Première partie – Ambition et réussite font partie de la condition humaine : n’est-ce pas la preuve que l’avenir peut-être meilleur ?

Comme on peut le voir au moment des élections, le « pouvoir d’achat » est une préoccupation largement partagée. En admettant qu’un avenir meilleur est un avenir plus heureux, il semble logique de penser que l’argent y contribue, dans la mesure où il constitue le moyen de satisfaire de nombreux désirs. L’économie, c’est-à-dire l’organisation des moyens de la prospérité, est au coeur du débat politique parce que l’augmentation de la richesse produite (« la croissance) apparaît, associée au besoin à une redistribution des fruits de la croissance en direction des plus pauvres, comme la condition de l’amélioration du bien-être de tous. Or l’augmentation du « niveau de vie », au plan individuel comme au plan collectif, dépend pour une bonne part de nous, de notre ambition, de notre travail et de notre ingéniosité. Si nous pouvons pas notre action accroître notre pouvoir d’achat et que le pouvoir d’achat permet d’acheter une part de bonheur toujours plus grande à mesure que celui-ci augmente, alors nous pouvons regarder vers l’avenir avec une confiance et un espoir justifiés.
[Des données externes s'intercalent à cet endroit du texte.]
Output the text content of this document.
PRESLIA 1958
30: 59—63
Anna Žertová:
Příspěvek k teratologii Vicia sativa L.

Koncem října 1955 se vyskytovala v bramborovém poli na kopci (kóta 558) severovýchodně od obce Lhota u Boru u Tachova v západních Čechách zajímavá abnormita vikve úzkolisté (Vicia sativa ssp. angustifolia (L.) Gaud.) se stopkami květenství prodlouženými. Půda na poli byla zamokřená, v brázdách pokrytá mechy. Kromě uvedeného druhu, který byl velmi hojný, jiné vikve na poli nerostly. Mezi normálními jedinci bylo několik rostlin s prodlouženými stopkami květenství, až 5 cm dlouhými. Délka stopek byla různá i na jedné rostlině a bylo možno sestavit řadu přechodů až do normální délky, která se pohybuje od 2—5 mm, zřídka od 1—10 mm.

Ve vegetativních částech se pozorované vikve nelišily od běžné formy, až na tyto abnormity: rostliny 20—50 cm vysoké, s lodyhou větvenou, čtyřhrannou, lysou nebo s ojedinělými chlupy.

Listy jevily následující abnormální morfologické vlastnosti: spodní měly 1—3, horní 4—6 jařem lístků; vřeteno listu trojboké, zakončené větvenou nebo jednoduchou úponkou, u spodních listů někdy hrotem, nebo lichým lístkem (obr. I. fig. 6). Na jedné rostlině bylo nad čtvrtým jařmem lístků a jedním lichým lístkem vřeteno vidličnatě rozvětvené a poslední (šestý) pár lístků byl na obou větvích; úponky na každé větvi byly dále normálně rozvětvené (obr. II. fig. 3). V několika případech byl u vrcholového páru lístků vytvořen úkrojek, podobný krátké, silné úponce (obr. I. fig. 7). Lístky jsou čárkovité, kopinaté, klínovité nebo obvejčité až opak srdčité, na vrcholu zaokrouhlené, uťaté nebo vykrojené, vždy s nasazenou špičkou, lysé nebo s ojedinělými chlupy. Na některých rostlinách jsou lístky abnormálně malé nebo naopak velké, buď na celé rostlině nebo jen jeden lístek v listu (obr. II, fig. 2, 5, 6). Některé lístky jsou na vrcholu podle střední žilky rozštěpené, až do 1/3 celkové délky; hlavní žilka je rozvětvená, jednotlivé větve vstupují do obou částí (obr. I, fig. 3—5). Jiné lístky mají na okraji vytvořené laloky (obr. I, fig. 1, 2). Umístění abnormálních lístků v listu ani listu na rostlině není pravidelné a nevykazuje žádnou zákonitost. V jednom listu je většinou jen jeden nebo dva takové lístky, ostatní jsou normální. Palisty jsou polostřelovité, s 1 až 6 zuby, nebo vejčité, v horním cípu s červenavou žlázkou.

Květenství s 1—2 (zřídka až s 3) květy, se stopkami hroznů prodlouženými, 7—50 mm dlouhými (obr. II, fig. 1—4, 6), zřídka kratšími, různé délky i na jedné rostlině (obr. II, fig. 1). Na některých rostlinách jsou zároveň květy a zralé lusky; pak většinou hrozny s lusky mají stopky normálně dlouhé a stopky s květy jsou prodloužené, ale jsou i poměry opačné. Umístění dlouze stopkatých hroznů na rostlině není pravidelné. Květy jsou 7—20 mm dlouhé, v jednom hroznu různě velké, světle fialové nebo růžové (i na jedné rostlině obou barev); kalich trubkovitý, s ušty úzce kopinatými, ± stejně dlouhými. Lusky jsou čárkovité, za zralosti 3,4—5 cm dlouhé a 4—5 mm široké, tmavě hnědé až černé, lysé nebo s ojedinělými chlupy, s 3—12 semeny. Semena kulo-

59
La pensée selon laquelle l’avenir peut être meilleur est donc un lieu commun conforté par l’expérience. Certes il peut y avoir des échecs, des périodes de récession et de chômage, des entreprises en faillite, des plans de carrière contrariés, mais la réussite économique est possible, pour les individus comme pour les sociétés. Pour donner tort à l’idée qu’il est possible d’améliorer sa condition, il faudrait pouvoir montrer que l’augmentation du niveau de richesse ne s’accompagne pas nécessairement d’un accroissement du niveau de bonheur. Certains économistes ont étudié la corrélation entre richesse et bonheur en définissant celui-ci par le sentiment subjectif du bonheur, ce qui paraît logique, dans la mesure où le bonheur n’est rien d’autre que le contentement de son état, l’état de bien-être, en tant que celui-ci se caractérise par une certaine durée et une certaine stabilité, à la différence du plaisir ou de la joie. Les enquêtes sur le bonheur mesurent le bonheur déclaré et permettent de faire des comparaisons entre les « notes de bonheur ». Un économiste américain, Richard Easterlin, a ainsi fait une observation étonnante, connue depuis sous le nom de « paradoxe d’Easterlin ». D’un côté, l’observation de la situation des ménages ou des pays à une date donnée montre que plus on est riche, plus on est satisfait de la vie; d’un autre côté, il est apparaît que la forte croissance des revenus ne se traduit pas par une évolution significative de la satisfaction de la vie moyenne sur le long terme.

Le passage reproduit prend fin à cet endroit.